Since then, four trips have been made to Cuba. “CINT 912 is very important because it’s really great training for people who will do intercultural work, whether it’s overseas or here in Canada,” Altrows said. “We want students to get the academic portion of the course, but also the life experience it offers.”

This is what inspired Joanne Fisher to not only take the course when it was offered in 1999, but to become its current field co-ordinator. “When I went for the first time, I was drawn by it,” she said. “For me to be involved with it now is quite the experience.” Michelle Riutort took the course in the summer of 2004. “The opportunity to interact intimately with Cuban people was one I could never have gotten in a lecture,” she said. “Many of us in the group still have relationships with people we met there.”

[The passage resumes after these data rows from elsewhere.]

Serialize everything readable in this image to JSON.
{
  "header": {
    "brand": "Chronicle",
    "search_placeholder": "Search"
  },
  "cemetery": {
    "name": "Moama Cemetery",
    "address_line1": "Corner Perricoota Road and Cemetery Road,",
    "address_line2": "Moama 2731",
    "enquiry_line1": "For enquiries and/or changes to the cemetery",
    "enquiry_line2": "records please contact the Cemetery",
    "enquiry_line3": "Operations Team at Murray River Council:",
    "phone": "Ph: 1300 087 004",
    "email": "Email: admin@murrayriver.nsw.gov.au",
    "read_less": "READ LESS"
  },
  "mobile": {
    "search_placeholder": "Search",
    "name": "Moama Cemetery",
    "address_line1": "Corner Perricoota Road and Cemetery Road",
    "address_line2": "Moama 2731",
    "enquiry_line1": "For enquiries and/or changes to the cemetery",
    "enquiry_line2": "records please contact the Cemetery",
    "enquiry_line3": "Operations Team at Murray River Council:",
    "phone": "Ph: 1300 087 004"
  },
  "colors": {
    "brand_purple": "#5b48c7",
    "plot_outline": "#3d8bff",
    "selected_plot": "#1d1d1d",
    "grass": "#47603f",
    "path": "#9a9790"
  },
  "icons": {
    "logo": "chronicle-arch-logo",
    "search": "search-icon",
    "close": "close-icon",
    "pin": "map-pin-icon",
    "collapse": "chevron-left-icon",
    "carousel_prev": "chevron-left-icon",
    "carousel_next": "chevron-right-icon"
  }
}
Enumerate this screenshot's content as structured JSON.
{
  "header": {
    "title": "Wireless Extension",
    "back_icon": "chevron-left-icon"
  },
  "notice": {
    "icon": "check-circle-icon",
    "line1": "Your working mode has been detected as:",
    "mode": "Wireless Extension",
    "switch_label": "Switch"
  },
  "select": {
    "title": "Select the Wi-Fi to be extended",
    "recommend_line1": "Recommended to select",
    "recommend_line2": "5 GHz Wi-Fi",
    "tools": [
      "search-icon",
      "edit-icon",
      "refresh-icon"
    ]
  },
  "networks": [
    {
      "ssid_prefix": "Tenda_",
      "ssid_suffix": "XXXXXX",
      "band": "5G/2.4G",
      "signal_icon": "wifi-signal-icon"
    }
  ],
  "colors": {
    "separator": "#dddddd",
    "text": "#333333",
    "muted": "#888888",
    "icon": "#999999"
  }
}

She says it was a life-changing experience. “The Cuban culture is more about people and relationships, while here is about things. It makes you look at your lifestyle, priorities and values,” she said. “No matter what happens, you’re going to learn something. Either about yourself, about working with others, or about different beliefs… It’s something you can’t buy.”

Altrows recently handed over control of the course to another professor, but plans to go back as a volunteer. Recruiting for this course usually occurs within Ryerson’s Faculty of Community Service, though, as it is interdisciplinary, students from other faculties and even other universities can take it as an elective.